Discussion:  How do we know if a set of vectors forms a basis for Rn??

 

                        none can be a combination of the others.  This means we want the rank of the P matrix to be the same as the number of vectors (k above)

 

                        we need to be able to write any vector in Rn as a combination of them which amounts to saying we must

                        always be able to solve the problem  Pc = x.  So we don't want to have a row of zeroes appear in the Final Form of P because we can't assume there will be a 0 in the reduced form of x, the right hand side.  This means the Final Form of P must indicate a rank of n for it.

 

                        In order that we have no arbitrary variables in the solution for the c's because if we do then the vectors in the claimed basis won't be independent – there will be repetition within them.  Thus there must be n columns in P – any more than that will cause arbitrary variables.

 

                        Putting all this together means that P must be nxn and it must have rank of n.
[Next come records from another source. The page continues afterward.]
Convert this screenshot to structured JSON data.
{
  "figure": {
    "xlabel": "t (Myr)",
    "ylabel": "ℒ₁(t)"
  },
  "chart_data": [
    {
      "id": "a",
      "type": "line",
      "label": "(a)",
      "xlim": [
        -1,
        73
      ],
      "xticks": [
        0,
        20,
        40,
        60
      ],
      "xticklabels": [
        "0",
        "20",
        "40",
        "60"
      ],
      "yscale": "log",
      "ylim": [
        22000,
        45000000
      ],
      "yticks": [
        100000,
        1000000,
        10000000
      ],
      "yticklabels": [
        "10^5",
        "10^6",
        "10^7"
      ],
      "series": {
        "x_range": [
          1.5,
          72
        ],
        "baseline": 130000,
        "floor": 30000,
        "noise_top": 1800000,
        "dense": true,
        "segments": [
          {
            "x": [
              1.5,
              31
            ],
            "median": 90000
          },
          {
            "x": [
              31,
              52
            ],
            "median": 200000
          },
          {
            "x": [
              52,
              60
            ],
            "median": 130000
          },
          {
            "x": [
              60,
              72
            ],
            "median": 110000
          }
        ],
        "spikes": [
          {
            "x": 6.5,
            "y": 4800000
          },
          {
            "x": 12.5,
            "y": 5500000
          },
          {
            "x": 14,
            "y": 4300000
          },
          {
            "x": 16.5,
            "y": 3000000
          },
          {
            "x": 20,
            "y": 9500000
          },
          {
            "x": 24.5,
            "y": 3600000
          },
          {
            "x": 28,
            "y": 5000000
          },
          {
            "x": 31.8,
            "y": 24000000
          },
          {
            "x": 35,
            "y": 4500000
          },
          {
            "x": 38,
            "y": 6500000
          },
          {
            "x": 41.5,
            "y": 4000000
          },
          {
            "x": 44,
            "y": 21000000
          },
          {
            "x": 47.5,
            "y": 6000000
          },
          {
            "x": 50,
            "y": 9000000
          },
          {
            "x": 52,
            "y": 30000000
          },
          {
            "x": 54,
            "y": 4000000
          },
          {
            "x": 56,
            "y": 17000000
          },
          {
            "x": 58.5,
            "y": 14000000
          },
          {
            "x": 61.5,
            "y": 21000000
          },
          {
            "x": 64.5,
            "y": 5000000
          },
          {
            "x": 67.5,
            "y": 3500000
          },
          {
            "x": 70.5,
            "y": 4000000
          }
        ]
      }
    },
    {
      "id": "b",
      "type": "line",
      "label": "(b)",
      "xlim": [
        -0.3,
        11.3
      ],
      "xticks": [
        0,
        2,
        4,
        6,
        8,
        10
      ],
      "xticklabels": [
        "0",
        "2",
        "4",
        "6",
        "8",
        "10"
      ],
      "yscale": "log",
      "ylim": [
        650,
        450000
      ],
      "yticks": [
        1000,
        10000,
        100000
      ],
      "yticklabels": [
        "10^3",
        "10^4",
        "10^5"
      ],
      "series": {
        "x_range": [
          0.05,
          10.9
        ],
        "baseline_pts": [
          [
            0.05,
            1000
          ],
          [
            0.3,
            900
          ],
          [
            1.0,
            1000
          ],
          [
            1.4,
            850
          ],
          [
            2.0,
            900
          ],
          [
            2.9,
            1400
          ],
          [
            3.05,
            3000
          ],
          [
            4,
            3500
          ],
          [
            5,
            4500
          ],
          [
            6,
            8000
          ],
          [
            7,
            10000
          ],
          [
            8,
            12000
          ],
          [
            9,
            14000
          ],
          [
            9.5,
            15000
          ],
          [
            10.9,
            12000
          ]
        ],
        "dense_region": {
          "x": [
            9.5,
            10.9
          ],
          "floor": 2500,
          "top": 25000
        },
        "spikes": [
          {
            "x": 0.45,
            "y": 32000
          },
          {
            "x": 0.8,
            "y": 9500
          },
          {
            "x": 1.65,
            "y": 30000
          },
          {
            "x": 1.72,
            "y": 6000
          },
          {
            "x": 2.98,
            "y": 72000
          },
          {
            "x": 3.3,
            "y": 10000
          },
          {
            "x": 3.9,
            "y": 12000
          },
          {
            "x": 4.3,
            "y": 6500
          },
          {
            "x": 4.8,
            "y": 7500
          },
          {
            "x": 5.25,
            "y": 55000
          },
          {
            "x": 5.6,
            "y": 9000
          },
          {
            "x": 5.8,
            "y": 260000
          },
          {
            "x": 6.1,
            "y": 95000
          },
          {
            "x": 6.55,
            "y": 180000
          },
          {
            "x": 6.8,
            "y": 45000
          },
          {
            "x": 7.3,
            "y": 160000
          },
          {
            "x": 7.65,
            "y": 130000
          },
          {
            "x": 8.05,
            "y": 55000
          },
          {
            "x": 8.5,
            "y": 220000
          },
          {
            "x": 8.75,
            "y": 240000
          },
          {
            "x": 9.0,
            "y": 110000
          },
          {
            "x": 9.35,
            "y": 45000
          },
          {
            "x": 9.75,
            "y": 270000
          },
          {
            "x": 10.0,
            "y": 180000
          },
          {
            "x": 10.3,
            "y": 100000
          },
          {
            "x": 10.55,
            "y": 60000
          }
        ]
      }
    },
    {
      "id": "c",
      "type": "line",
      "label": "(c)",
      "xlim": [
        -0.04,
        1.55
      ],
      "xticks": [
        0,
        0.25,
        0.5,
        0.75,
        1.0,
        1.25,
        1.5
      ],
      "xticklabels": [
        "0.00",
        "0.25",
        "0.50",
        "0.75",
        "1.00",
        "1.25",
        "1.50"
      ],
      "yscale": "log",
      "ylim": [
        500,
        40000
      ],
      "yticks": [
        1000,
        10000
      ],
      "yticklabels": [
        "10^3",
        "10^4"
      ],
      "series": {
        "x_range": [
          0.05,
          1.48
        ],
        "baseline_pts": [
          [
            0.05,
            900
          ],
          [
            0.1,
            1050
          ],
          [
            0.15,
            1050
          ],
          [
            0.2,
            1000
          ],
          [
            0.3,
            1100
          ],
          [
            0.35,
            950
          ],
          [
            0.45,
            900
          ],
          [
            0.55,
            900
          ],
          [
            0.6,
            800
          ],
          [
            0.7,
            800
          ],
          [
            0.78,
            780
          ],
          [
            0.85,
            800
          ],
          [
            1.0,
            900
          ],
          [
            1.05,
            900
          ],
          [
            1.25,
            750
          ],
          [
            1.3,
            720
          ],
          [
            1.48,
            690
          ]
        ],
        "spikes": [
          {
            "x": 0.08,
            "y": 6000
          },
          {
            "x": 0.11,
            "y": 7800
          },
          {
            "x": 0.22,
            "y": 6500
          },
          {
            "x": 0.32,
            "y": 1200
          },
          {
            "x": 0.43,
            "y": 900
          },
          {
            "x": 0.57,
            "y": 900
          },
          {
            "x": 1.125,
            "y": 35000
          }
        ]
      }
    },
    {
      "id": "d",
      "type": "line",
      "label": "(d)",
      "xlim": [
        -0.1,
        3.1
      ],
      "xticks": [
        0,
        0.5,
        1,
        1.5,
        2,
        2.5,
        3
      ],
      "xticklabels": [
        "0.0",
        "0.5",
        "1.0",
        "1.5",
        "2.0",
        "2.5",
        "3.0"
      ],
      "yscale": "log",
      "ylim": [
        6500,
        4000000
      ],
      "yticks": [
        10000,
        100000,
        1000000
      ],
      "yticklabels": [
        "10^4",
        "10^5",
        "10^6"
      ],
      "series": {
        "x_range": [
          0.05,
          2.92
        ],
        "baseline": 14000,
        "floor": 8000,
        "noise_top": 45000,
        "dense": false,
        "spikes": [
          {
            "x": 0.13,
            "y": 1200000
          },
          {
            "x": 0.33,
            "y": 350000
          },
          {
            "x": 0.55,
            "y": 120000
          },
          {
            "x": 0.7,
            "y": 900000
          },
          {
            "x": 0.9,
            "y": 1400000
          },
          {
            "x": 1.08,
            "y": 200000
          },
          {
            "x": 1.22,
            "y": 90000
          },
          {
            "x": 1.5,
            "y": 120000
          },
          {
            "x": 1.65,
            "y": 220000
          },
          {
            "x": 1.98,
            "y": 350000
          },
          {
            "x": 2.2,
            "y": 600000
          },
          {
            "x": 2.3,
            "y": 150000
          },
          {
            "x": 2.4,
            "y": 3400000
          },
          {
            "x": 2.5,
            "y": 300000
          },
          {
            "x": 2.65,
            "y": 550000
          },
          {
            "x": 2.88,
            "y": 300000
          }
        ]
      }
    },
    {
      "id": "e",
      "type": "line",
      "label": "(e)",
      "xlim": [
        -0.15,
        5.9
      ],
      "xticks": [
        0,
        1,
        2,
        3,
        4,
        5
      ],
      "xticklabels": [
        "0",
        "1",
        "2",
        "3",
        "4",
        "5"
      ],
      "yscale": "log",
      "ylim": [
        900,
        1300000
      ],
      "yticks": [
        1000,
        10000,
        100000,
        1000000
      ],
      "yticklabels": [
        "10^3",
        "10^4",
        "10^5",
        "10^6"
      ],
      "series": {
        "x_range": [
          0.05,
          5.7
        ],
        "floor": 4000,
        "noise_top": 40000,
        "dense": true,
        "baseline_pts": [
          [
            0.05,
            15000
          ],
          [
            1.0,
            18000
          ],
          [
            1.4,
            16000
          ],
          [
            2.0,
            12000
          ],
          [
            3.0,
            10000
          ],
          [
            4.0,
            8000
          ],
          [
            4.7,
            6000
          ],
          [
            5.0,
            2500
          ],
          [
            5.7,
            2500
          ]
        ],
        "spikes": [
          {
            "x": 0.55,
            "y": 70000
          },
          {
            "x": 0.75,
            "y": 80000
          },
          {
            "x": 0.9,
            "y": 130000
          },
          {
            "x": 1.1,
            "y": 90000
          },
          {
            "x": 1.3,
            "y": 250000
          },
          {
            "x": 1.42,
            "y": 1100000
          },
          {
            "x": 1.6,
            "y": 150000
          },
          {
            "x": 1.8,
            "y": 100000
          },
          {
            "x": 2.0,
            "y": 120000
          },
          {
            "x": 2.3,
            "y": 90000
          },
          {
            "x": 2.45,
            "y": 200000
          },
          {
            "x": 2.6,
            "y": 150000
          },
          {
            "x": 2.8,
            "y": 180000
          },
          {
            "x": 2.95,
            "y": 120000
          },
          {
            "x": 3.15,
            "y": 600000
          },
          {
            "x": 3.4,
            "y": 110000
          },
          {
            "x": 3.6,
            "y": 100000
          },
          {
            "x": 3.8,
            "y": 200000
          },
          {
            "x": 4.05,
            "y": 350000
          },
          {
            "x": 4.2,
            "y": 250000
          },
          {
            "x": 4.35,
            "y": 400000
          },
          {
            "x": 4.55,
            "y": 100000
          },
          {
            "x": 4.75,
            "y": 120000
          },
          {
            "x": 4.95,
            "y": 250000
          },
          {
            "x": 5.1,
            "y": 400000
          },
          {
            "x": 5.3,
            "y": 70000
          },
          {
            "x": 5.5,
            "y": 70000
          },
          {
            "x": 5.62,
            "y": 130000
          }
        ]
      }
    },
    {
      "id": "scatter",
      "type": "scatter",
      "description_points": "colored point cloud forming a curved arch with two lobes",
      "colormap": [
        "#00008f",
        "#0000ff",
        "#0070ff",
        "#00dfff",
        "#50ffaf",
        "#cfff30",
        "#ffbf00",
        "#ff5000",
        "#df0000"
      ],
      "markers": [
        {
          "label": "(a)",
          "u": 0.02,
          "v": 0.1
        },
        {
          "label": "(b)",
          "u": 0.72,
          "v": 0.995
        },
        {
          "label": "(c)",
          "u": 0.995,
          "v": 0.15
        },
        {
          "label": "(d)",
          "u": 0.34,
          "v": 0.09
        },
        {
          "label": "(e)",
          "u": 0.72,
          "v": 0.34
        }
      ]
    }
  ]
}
So its Final Form has only one possibility, the Identity matrix,  In !  Anything else signifies that either there is no solution to some problems or the vectors are not independent.

 

Summary:  for a set  {v1, v2, v3, . . . vk}  to be a basis for Rn  we must have

 

        • k = n

 

        • the Final Form of  P = (v1 v2 v3 . . . vk) must be In 

 

any other result indicates we don't have a basis. There are either too many vectors, too few vectors or some vector is a combination of the others.

 

If you do have a basis then to find the coordinates of x relative to the basis, {v1, v2, v3, . . . vk}  ,

solve the problem

 

                        Pc = x                       (which symbolically is  c = P-1x  )

 

Its Final Form is guaranteed to   be  (In  | c )   The coordinates will be on the right hand side as in Example 1

 

Homework for Tuesday

 

page 272:   problems 1-3  (decide if a set is a basis or not),  problems 7 and 8  (finding  coordinates)

 

also:  a plane through the origin has a basis consisting of { (1, 0 , 4) ,  (0,1,9)  }    On the plane, I am at the location  (3,5).  Where am I in three dimensional space  (R3) ??